Mit seinem Architekturbüro gestaltet Aebi heute sowohl Stadtquartiere, öffentliche Gebäude, Wohnüberbauungen als auch Innenarchitektur und Produktdesign – stets mit einem starken Bezug zu «Stadt, Ort und Mensch» und einem Anspruch an Nachhaltigkeit durch Qualität im Detail.

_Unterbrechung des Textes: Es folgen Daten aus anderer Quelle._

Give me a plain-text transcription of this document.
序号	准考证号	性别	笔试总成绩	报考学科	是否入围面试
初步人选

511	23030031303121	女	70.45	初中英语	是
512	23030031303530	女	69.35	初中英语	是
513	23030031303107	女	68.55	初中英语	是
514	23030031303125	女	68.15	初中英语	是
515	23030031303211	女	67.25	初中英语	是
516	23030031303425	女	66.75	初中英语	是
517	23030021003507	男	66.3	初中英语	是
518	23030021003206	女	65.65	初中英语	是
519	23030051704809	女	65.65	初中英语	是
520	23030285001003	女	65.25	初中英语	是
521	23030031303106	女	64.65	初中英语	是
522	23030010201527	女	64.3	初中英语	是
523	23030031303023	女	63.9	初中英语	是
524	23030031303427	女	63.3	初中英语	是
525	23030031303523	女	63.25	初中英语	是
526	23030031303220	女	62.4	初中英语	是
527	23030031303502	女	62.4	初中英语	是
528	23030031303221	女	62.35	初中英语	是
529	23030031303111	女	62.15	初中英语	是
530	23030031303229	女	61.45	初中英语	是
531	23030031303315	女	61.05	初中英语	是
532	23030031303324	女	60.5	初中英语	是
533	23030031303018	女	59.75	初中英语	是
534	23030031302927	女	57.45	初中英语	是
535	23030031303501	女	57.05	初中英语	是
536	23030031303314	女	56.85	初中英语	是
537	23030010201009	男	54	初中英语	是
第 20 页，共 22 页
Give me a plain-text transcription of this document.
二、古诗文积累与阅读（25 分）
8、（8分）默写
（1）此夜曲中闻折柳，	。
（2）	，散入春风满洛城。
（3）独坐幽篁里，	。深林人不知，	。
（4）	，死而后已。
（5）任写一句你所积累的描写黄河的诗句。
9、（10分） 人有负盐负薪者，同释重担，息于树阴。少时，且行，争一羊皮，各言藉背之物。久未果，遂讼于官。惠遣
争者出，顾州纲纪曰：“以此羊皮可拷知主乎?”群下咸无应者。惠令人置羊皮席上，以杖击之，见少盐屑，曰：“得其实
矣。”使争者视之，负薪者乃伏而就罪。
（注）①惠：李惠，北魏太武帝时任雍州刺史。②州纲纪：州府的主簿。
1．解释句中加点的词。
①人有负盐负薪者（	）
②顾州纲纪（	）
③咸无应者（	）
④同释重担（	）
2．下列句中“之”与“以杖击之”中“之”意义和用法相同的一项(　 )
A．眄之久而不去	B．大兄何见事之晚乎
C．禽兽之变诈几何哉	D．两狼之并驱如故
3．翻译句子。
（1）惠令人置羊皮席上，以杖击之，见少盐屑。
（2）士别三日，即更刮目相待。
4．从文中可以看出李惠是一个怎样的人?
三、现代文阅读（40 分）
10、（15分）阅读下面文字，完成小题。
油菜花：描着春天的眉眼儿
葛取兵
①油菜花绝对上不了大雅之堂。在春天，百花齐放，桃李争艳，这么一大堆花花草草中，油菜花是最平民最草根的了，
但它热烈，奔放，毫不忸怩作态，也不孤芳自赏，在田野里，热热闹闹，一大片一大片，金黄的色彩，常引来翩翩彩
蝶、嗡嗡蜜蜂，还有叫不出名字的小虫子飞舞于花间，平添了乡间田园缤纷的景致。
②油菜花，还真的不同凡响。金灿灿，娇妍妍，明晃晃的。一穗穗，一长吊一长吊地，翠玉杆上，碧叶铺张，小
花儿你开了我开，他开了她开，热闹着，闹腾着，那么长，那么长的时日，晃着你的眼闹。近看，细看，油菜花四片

Mit Horgenglarus verbindet Bernhard Aebi eine längere, gemeinsame Geschichte. Begonnen hat sie 2003 mit der Sanierung und dem Umbau des Parlamentsgebäudes in Bern. Für die Café-Bar «Valloton» im Parlamentsgebäude entwickelte Bernhard Aebi 2005 zusammen mit Horgenglarus einen Kreuzzargenstuhl mit gepolsterter Sitzschale, der aber nicht in Serie genommen wurde. Bernhard Aebi gab den Anstoss, dass Horgenglarus mit der sorgfältigen Restaurierung der Sitzmöbel im Parlament zu betrauen, da Horgenglarus bereits 1902 die fest verbaute Tribünen-Bestuhlung beider Sitzungssäle geliefert hat. Seit 2008 restauriert Horgenglarus in Etappen sämtliche Sitzgelegenheiten, teils transformiert, teils neu hergestellt.
Aus der Pflege des Bestehenden wuchs eine gestalterische Partnerschaft zwischen Bernhard Aebi und Horgenglarus. Die Stuhlreihe Abbey ist ihr erster serieller Ausdruck und ein weiterer Schritt in einer gemeinsamen Geschichte, geprägt von Qualität, Respekt und Klarheit.